Para ilustrar esta evidente contradicción, Intxaurrondo ha retrocedido hasta los tensos años del proceso a los líderes independentistas y ha puesto sobre la mesa uno de los mayores escándalos políticos de aquella época: el polémico WhatsApp del senador popular Ignacio Cosidó. La presentadora ha recordado a su mesa de debate aquel momento en el que el dirigente del PP presumía ante sus compañeros de partido de que controlaban la Sala Segunda del Tribunal Supremo "por la puerta de atrás".

En aquel momento, esas palabras dirigieron todas las miradas hacia el juez Manuel Marchena, presidente de dicha sala. Sin embargo, tal y como ha relatado la conductora del magacín matinal de TVE, la respuesta del magistrado al verse salpicado por esos mensajes de políticos fue fulminante para blindar su independencia. "Claro, fueron donde Marchena y le dijeron 'oiga, usted está metido en el ajo' y dijo Marchena 'cómo voy a estar metido en el ajo, las conversaciones de terceros sobre mí no tienen por qué implicarme'", ha parafraseado la periodista en pleno directo.

El dardo analítico de Intxaurrondo ha llegado justo después, al comparar aquella férrea defensa aceptada y validada en su día con la situación procesal a la que se enfrenta hoy Rodríguez Zapatero. La comunicadora ha expuesto ante los espectadores la extraña maniobra que se está produciendo ahora mismo, donde un criterio que sirvió para proteger a un juez de alto rango no parece ser válido cuando el investigado es un expresidente del Gobierno.

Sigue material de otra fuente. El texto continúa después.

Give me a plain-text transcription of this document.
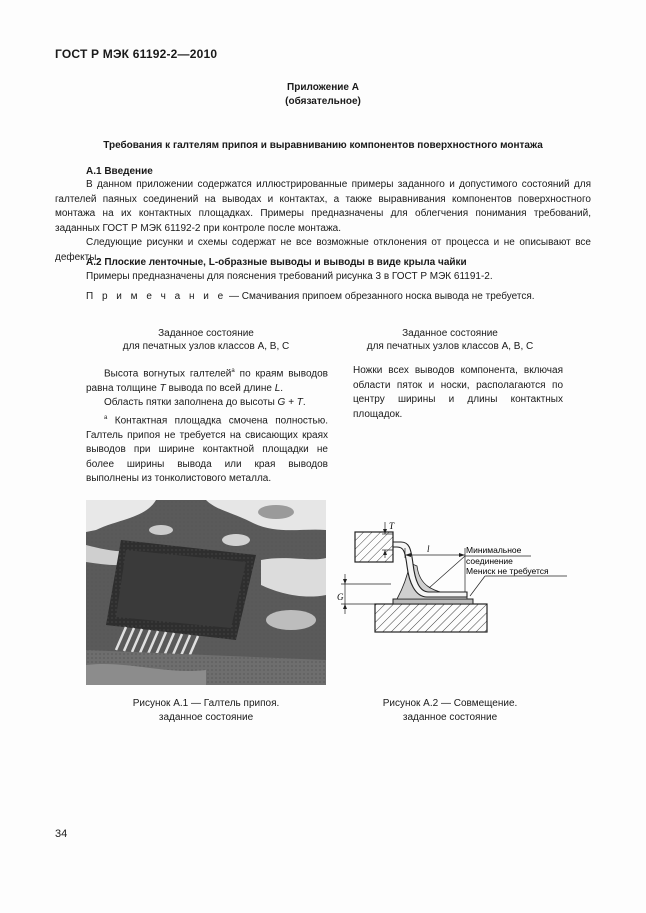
ГОСТ Р МЭК 61192-2—2010
Приложение А
(обязательное)
Требования к галтелям припоя и выравниванию компонентов поверхностного монтажа
А.1 Введение

В данном приложении содержатся иллюстрированные примеры заданного и допустимого состояний для галтелей паяных соединений на выводах и контактах, а также выравнивания компонентов поверхностного монтажа на их контактных площадках. Примеры предназначены для облегчения понимания требований, заданных ГОСТ Р МЭК 61192-2 при контроле после монтажа.

Следующие рисунки и схемы содержат не все возможные отклонения от процесса и не описывают все дефекты.

А.2 Плоские ленточные, L-образные выводы и выводы в виде крыла чайки
Примеры предназначены для пояснения требований рисунка 3 в ГОСТ Р МЭК 61191-2.
П р и м е ч а н и е — Смачивания припоем обрезанного носка вывода не требуется.
Заданное состояние
для печатных узлов классов А, В, С

Высота вогнутых галтелей$^а$ по краям выводов равна толщине T вывода по всей длине L.

Область пятки заполнена до высоты G + T.

$^а$ Контактная площадка смочена полностью. Галтель припоя не требуется на свисающих краях выводов при ширине контактной площадки не более ширины вывода или края выводов выполнены из тонколистового металла.

Заданное состояние
для печатных узлов классов А, В, С

Ножки всех выводов компонента, включая области пяток и носки, располагаются по центру ширины и длины контактных площадок.

Рисунок А.1 — Галтель припоя.
заданное состояние
T
l
G
Минимальное
соединение
Мениск не требуется
Рисунок А.2 — Совмещение.
заданное состояние
34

"Entonces claro, después de que el propio Marchena dijera esto, nos encontramos en un auto con que son las conversaciones de terceros las que apuntan al expresidente del Gobierno", ha sentenciado con total rotundidad la presentadora.

Con esta reflexión, Silvia Intxaurrondo ha puesto en evidencia la fragilidad de la acusación. Ha dejado claro ante su audiencia lo difícil que resulta comprender que una imputación de este calibre se sostenga sobre lo que terceras personas dicen en entrevistas o redes sociales, especialmente cuando las altas esferas judiciales ya dejaron claro en el pasado que los comentarios ajenos no son prueba suficiente para implicar a nadie en una trama.